The objective was simple: Use inventory buffers and heijunka to make each process in the chain appear as a perfect customer to its suppliers – always pulling exactly at takt. The consuming process “owned” the inventory buffers necessary to do this. Reason: Simple. The problems that cause them to be a less-than-perfect customer are theirs, so they own the inventory that is necessary to protect their suppliers from those problems. Likewise, that process owned whatever inventory was necessary them to appear to be a perfect supplier. They had to enable their customer to pull one-by-one, exactly at takt, from them, even if their problems kept them from producing that way.

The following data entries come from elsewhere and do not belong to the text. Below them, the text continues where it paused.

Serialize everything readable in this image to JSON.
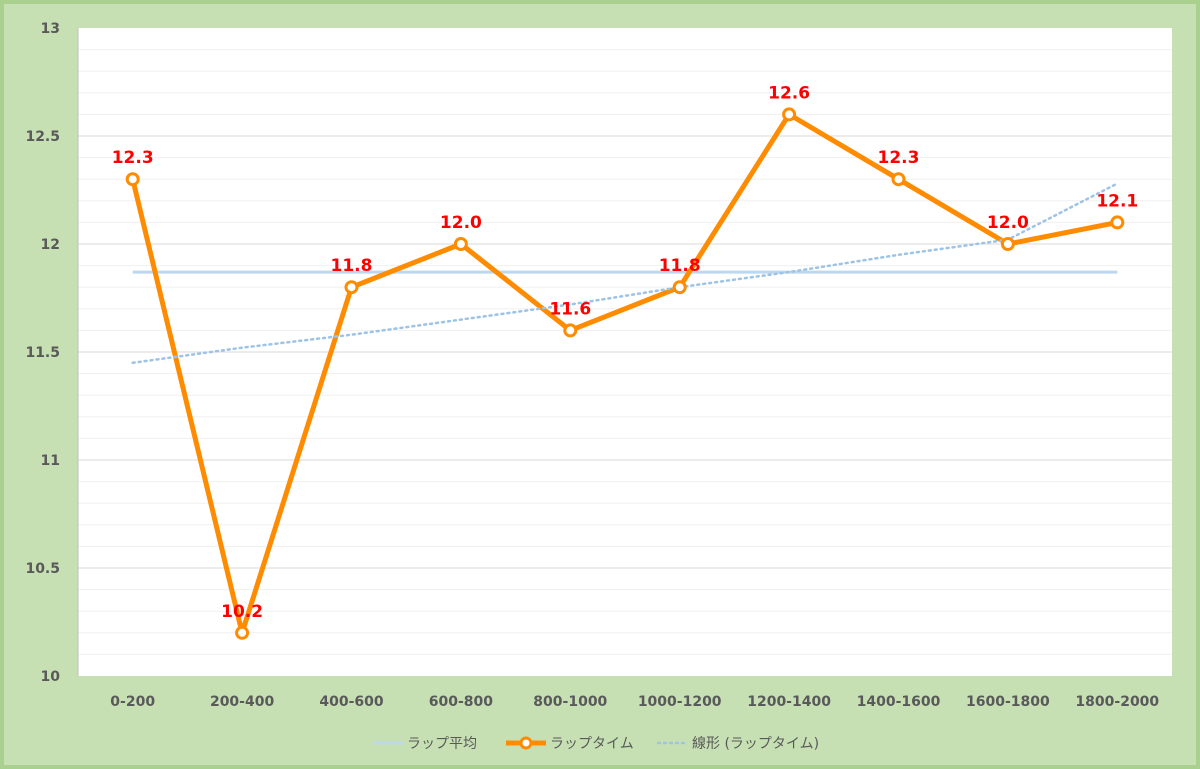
{
  "chart_data": {
    "type": "line",
    "categories": [
      "0-200",
      "200-400",
      "400-600",
      "600-800",
      "800-1000",
      "1000-1200",
      "1200-1400",
      "1400-1600",
      "1600-1800",
      "1800-2000"
    ],
    "ylim": [
      10,
      13
    ],
    "yticks": [
      10,
      10.5,
      11,
      11.5,
      12,
      12.5,
      13
    ],
    "ytick_labels": [
      "10",
      "10.5",
      "11",
      "11.5",
      "12",
      "12.5",
      "13"
    ],
    "grid": true,
    "legend_position": "bottom",
    "series": [
      {
        "name": "ラップ平均",
        "kind": "average",
        "color": "#bdd7ee",
        "values": [
          11.87,
          11.87,
          11.87,
          11.87,
          11.87,
          11.87,
          11.87,
          11.87,
          11.87,
          11.87
        ]
      },
      {
        "name": "ラップタイム",
        "kind": "line-markers",
        "color": "#ff8c00",
        "values": [
          12.3,
          10.2,
          11.8,
          12.0,
          11.6,
          11.8,
          12.6,
          12.3,
          12.0,
          12.1
        ],
        "data_labels": [
          "12.3",
          "10.2",
          "11.8",
          "12.0",
          "11.6",
          "11.8",
          "12.6",
          "12.3",
          "12.0",
          "12.1"
        ],
        "label_color": "#ff0000"
      },
      {
        "name": "線形 (ラップタイム)",
        "kind": "trendline",
        "color": "#9dc3e6",
        "values": [
          11.45,
          11.52,
          11.58,
          11.65,
          11.72,
          11.8,
          11.87,
          11.95,
          12.02,
          12.28
        ]
      }
    ]
  }
}
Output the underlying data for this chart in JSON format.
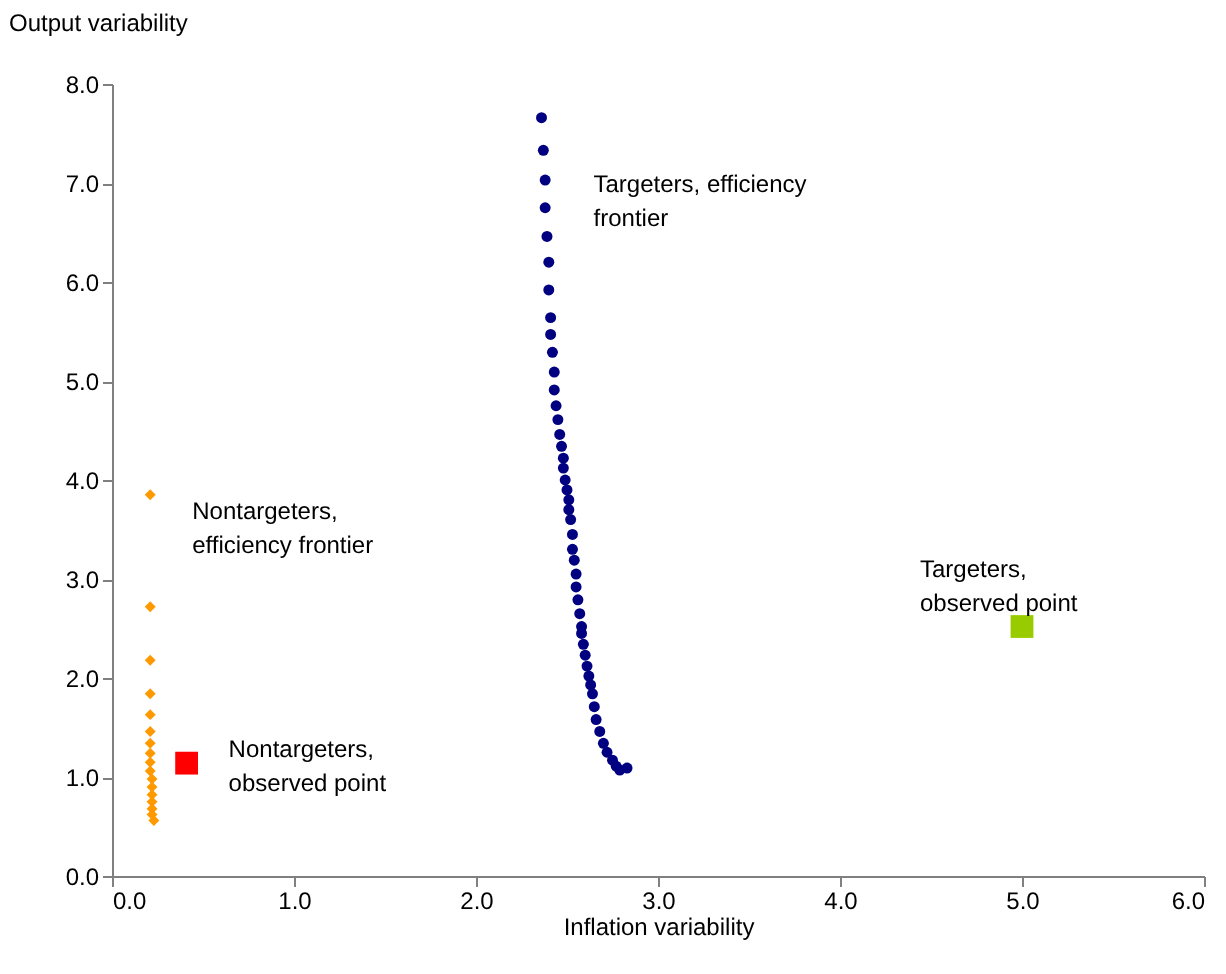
{
  "chart_data": {
    "type": "scatter",
    "xlabel": "Inflation variability",
    "ylabel": "Output variability",
    "xlim": [
      0,
      6
    ],
    "ylim": [
      0,
      8
    ],
    "xticks": [
      {
        "value": 0,
        "label": "0.0"
      },
      {
        "value": 1,
        "label": "1.0"
      },
      {
        "value": 2,
        "label": "2.0"
      },
      {
        "value": 3,
        "label": "3.0"
      },
      {
        "value": 4,
        "label": "4.0"
      },
      {
        "value": 5,
        "label": "5.0"
      },
      {
        "value": 6,
        "label": "6.0"
      }
    ],
    "yticks": [
      {
        "value": 0,
        "label": "0.0"
      },
      {
        "value": 1,
        "label": "1.0"
      },
      {
        "value": 2,
        "label": "2.0"
      },
      {
        "value": 3,
        "label": "3.0"
      },
      {
        "value": 4,
        "label": "4.0"
      },
      {
        "value": 5,
        "label": "5.0"
      },
      {
        "value": 6,
        "label": "6.0"
      },
      {
        "value": 7,
        "label": "7.0"
      },
      {
        "value": 8,
        "label": "8.0"
      }
    ],
    "grid": false,
    "series": [
      {
        "name": "Targeters, efficiency\nfrontier",
        "color": "#000080",
        "marker": "circle",
        "x": [
          2.36,
          2.37,
          2.38,
          2.38,
          2.39,
          2.4,
          2.4,
          2.41,
          2.41,
          2.42,
          2.43,
          2.43,
          2.44,
          2.45,
          2.46,
          2.47,
          2.48,
          2.48,
          2.49,
          2.5,
          2.51,
          2.51,
          2.52,
          2.53,
          2.53,
          2.54,
          2.55,
          2.55,
          2.56,
          2.57,
          2.58,
          2.58,
          2.59,
          2.6,
          2.61,
          2.62,
          2.63,
          2.64,
          2.65,
          2.66,
          2.68,
          2.7,
          2.72,
          2.75,
          2.77,
          2.79,
          2.83
        ],
        "values": [
          7.66,
          7.33,
          7.03,
          6.75,
          6.46,
          6.2,
          5.92,
          5.64,
          5.47,
          5.29,
          5.09,
          4.91,
          4.75,
          4.61,
          4.46,
          4.34,
          4.22,
          4.12,
          4.0,
          3.9,
          3.8,
          3.7,
          3.6,
          3.45,
          3.3,
          3.19,
          3.05,
          2.92,
          2.79,
          2.65,
          2.52,
          2.45,
          2.34,
          2.23,
          2.12,
          2.02,
          1.93,
          1.84,
          1.71,
          1.58,
          1.46,
          1.34,
          1.25,
          1.17,
          1.11,
          1.07,
          1.09
        ]
      },
      {
        "name": "Nontargeters,\nefficiency frontier",
        "color": "#ff9900",
        "marker": "diamond",
        "x": [
          0.21,
          0.21,
          0.21,
          0.21,
          0.21,
          0.21,
          0.21,
          0.21,
          0.21,
          0.21,
          0.22,
          0.22,
          0.22,
          0.22,
          0.22,
          0.22,
          0.23
        ],
        "values": [
          3.85,
          2.72,
          2.18,
          1.84,
          1.63,
          1.46,
          1.34,
          1.24,
          1.15,
          1.06,
          0.98,
          0.9,
          0.82,
          0.75,
          0.68,
          0.62,
          0.56
        ]
      },
      {
        "name": "Nontargeters,\nobserved point",
        "color": "#ff0000",
        "marker": "square",
        "x": [
          0.41
        ],
        "values": [
          1.14
        ]
      },
      {
        "name": "Targeters,\nobserved point",
        "color": "#99cc00",
        "marker": "square",
        "x": [
          5.0
        ],
        "values": [
          2.52
        ]
      }
    ]
  }
}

Never mind that the downstream process didn’t actually consume at takt. THEIR inventory buffer translated their spiky signal into one which reflected the takt time.

All of this was very sophisticated and complicated, but in the long haul it worked. Megabucks of inventory came out of the system. Megabucks remained, but we knew exactly why it was there, and who had to solve what problems to reduce it.

If you can’t be a perfect customer, create the illusion that you are.

If you can’t be a perfect supplier, create the illusion that you are.

Then you own the problems yourself, you own the inventory-consequences of having those problems, and you control your own destiny.